Zhabokrych Jewish Cemetery

Cemetery Information

Site address
The cemetery is located to the right of the house on 147 Zabolotny Street.
GPS coordinates
48.3951, 28.97864
Perimeter length
428 мetres
Is the cemetery demolished
Type and height of existing fence
The cemetery is unfenced, but there is a ditch around the perimeter.
Preservation condition
Unfenced Jewish cemetery
General site condition
The cemetery is unfenced, but there is a ditch around the perimeter.
Number of existing gravestones
Approximately 300 tombstones.
Date of oldest tombstone
1914 (the earliest tombstone found by ESJF).
Date of newest tombstone
1992 (the latest tombstone found by ESJF).
Urgency of erecting a fence
Land ownership
Preserved construction on site
Drone surveys

Historical overview

According to the Commission on the Preservation of Jewish Heritage, the cemetery was established in the mid-19th century. It can be found marked on a map of the region from the 1900s.

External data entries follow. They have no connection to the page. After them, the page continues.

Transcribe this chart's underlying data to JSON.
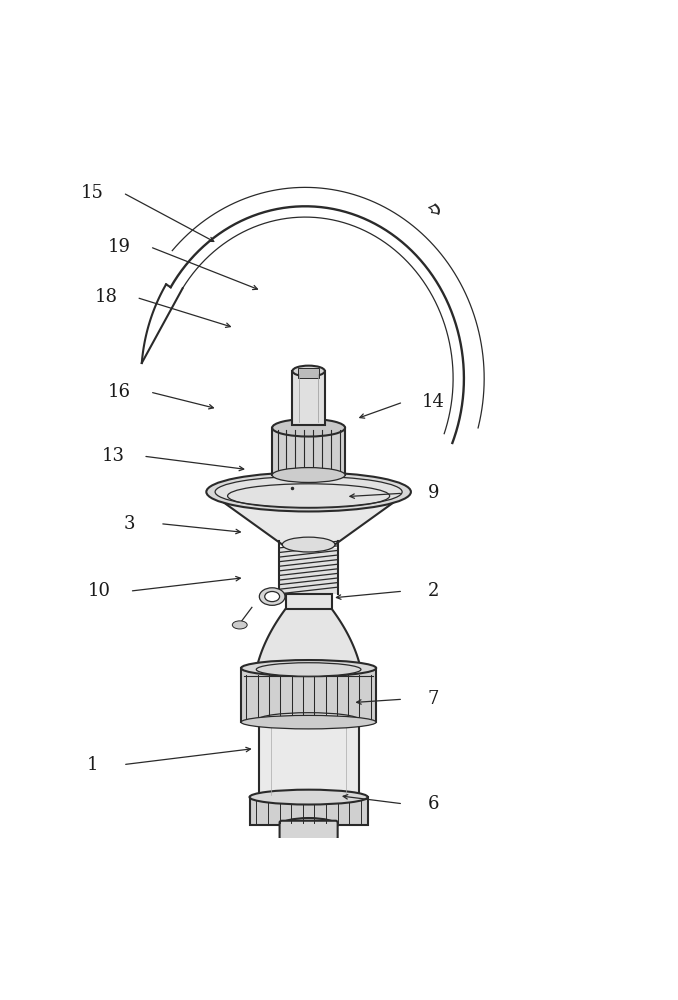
{
  "bg_color": "#ffffff",
  "line_color": "#2a2a2a",
  "label_color": "#1a1a1a",
  "figsize": [
    6.78,
    10.0
  ],
  "dpi": 100,
  "labels": {
    "15": {
      "lpos": [
        0.135,
        0.955
      ],
      "apos": [
        0.32,
        0.88
      ]
    },
    "19": {
      "lpos": [
        0.175,
        0.875
      ],
      "apos": [
        0.385,
        0.81
      ]
    },
    "18": {
      "lpos": [
        0.155,
        0.8
      ],
      "apos": [
        0.345,
        0.755
      ]
    },
    "16": {
      "lpos": [
        0.175,
        0.66
      ],
      "apos": [
        0.32,
        0.635
      ]
    },
    "14": {
      "lpos": [
        0.64,
        0.645
      ],
      "apos": [
        0.525,
        0.62
      ]
    },
    "13": {
      "lpos": [
        0.165,
        0.565
      ],
      "apos": [
        0.365,
        0.545
      ]
    },
    "9": {
      "lpos": [
        0.64,
        0.51
      ],
      "apos": [
        0.51,
        0.505
      ]
    },
    "3": {
      "lpos": [
        0.19,
        0.465
      ],
      "apos": [
        0.36,
        0.452
      ]
    },
    "10": {
      "lpos": [
        0.145,
        0.365
      ],
      "apos": [
        0.36,
        0.385
      ]
    },
    "2": {
      "lpos": [
        0.64,
        0.365
      ],
      "apos": [
        0.49,
        0.355
      ]
    },
    "7": {
      "lpos": [
        0.64,
        0.205
      ],
      "apos": [
        0.52,
        0.2
      ]
    },
    "1": {
      "lpos": [
        0.135,
        0.108
      ],
      "apos": [
        0.375,
        0.132
      ]
    },
    "6": {
      "lpos": [
        0.64,
        0.05
      ],
      "apos": [
        0.5,
        0.062
      ]
    }
  }
}
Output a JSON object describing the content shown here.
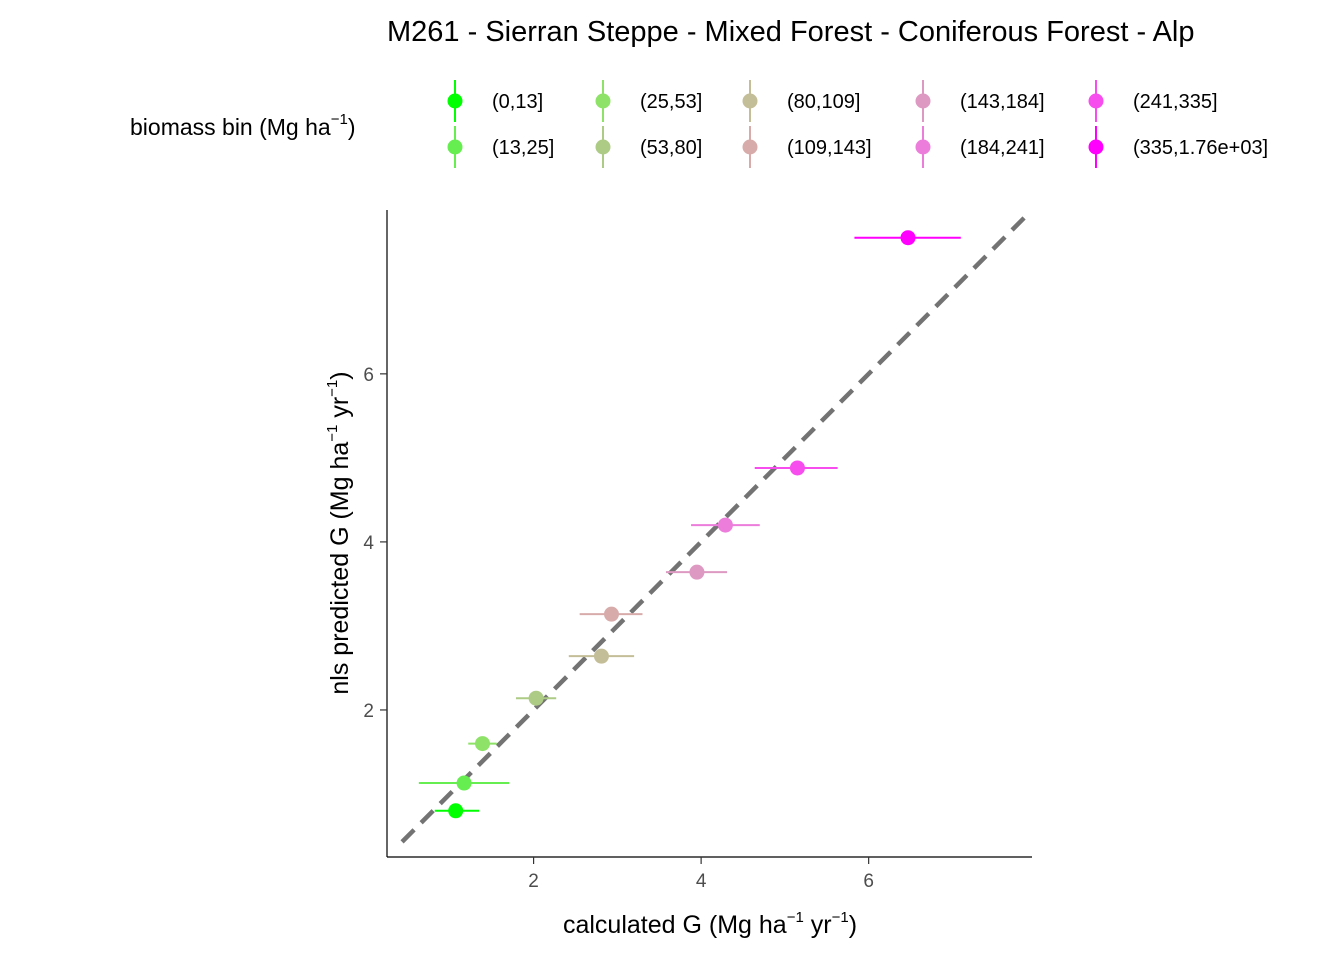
{
  "chart_data": {
    "type": "scatter",
    "title": "M261 - Sierran Steppe - Mixed Forest - Coniferous Forest - Alp",
    "xlabel": {
      "parts": [
        "calculated G (Mg ha",
        "−1",
        " yr",
        "−1",
        ")"
      ]
    },
    "ylabel": {
      "parts": [
        "nls predicted G (Mg ha",
        "−1",
        " yr",
        "−1",
        ")"
      ]
    },
    "legend": {
      "title_parts": [
        "biomass bin (Mg ha",
        "−1",
        ")"
      ],
      "placement": "top",
      "items": [
        {
          "label": "(0,13]",
          "color": "#00FF00"
        },
        {
          "label": "(13,25]",
          "color": "#66EE50"
        },
        {
          "label": "(25,53]",
          "color": "#8EE268"
        },
        {
          "label": "(53,80]",
          "color": "#AECB86"
        },
        {
          "label": "(80,109]",
          "color": "#C4BE98"
        },
        {
          "label": "(109,143]",
          "color": "#D8ABAB"
        },
        {
          "label": "(143,184]",
          "color": "#DE99C2"
        },
        {
          "label": "(184,241]",
          "color": "#EC7DDB"
        },
        {
          "label": "(241,335]",
          "color": "#F84DEE"
        },
        {
          "label": "(335,1.76e+03]",
          "color": "#FF00FF"
        }
      ]
    },
    "xlim": [
      0.25,
      7.95
    ],
    "ylim": [
      0.25,
      7.95
    ],
    "x_ticks": [
      2,
      4,
      6
    ],
    "y_ticks": [
      2,
      4,
      6
    ],
    "grid": false,
    "reference_line": {
      "slope": 1,
      "intercept": 0,
      "style": "dashed",
      "color": "#737373"
    },
    "points": [
      {
        "bin": "(0,13]",
        "x": 1.07,
        "y": 0.8,
        "xmin": 0.82,
        "xmax": 1.35
      },
      {
        "bin": "(13,25]",
        "x": 1.17,
        "y": 1.13,
        "xmin": 0.63,
        "xmax": 1.71
      },
      {
        "bin": "(25,53]",
        "x": 1.39,
        "y": 1.6,
        "xmin": 1.22,
        "xmax": 1.56
      },
      {
        "bin": "(53,80]",
        "x": 2.03,
        "y": 2.14,
        "xmin": 1.79,
        "xmax": 2.27
      },
      {
        "bin": "(80,109]",
        "x": 2.81,
        "y": 2.64,
        "xmin": 2.42,
        "xmax": 3.2
      },
      {
        "bin": "(109,143]",
        "x": 2.93,
        "y": 3.14,
        "xmin": 2.55,
        "xmax": 3.3
      },
      {
        "bin": "(143,184]",
        "x": 3.95,
        "y": 3.64,
        "xmin": 3.58,
        "xmax": 4.31
      },
      {
        "bin": "(184,241]",
        "x": 4.29,
        "y": 4.2,
        "xmin": 3.88,
        "xmax": 4.7
      },
      {
        "bin": "(241,335]",
        "x": 5.15,
        "y": 4.88,
        "xmin": 4.64,
        "xmax": 5.63
      },
      {
        "bin": "(335,1.76e+03]",
        "x": 6.47,
        "y": 7.62,
        "xmin": 5.83,
        "xmax": 7.1
      }
    ]
  }
}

The earliest known reference to the village of Zhabokrych is in 1559 when the Polish king confirmed ownership of a region that includes the village. From 1569 the region belonged to the Polish-Lithuanian Commonwealth. Jews settled in Zhabokrych in the first half of the 18th century. By 1765 there were 6 Jewish families in the village. In the 1770s the number of Jews in Zhabokrich had fallen due to attacks by the Haidamaks, but started to rise at the end of the century: in 1790, 55 Jews lived in Zhabokrych.
In 1793, after the Second partition of Poland, it came under the control of the Russian Empire, and became a part of the Podolia Governorate (Podolskaya Gubernia). In 1847, the Jewish community of Zhabokrych consisted of 665 members. In 1853, a wooden synagogue with 120 parishioners operated in Zhabokrych, and it is possible there was more than one. In 1897, Jews comprised more than 20% of the town’s total population: 1307 of 6252. In 1889, Zhabokrych had 2 synagogues and 4 chadarim. Jews played a significant role in the economic life of Zhabokrych, they were craftsmen, shoemakers, furriers, carpenters, and blacksmiths, among other economic roles.
The Jewish population of Zhabokrych suffered greatly during World War I and the civil war in Russia. In 1917 and 1919, pogroms in Zhabokrych claimed a number of victims.
After 1922, Zhabokrych became a part of the Ukrainian Soviet Socialist Republic within the USSR. In the 1920s a Jewish soviet and a Jewish orphanage operated in Zhabokrych. A Yiddish school was established but soon closed; two of four chadarim still operated for a limited time. In 1932-33 Jews along the other townsfolk suffered due to the Holodomor. In 1923, 823 Jews and in 1939, 679 Jews, lived in Zhabokrych. The Soviet ban on private business forced many Zhabokrych Jews to find new occupations. Some of them found employment in small-scale industry in the town itself and some on a Jewish kolkhoz, which later became a mixed Jewish-Ukrainian one, that was established near the town in the late 1920s-early 1930s. Many Jews from Zhabokrych, especially younger ones, left the town for larger towns and cities in search of educational and vocational opportunities.
After the start of World War II in 1939, some refugees from Poland arrived in Zhabokrich. Zhabokrych was occupied by the Germans and Romanians in July 1941, and included in the Transnistria Governorate. On July 27-29, the murder of the Jews occurred at three sites within the town. A few Jews who were rounded up and shot were only wounded and managed to escape. On September 1st 1941, Zhabokrich became a part of the Romanian occupation zone of Transnistria. In the late fall-early winter of 1941, 245 Jews from northern Bukovina and Bessarabia were deported to Zhabokrich and settled in the empty houses of local Jews murdered in July of the same year. The deportees joined about 200 Jews of Zhabokrich who had survived the July massacre. A ghetto was established in the town. The inmates of the ghetto lived in appalling conditions, with a number of them succumbing to disease, hunger, and terrible sanitary conditions. They were also forced to perform various kinds of hard labor.
In 1991, after the collapse of the Soviet Union, Zhabokrych became a part of the independent Ukraine.
The Jewish cemetery of Zhabokrych is situated at the north-western outskirts of the village. It contains around 300 headstones, which date back to the 20th century.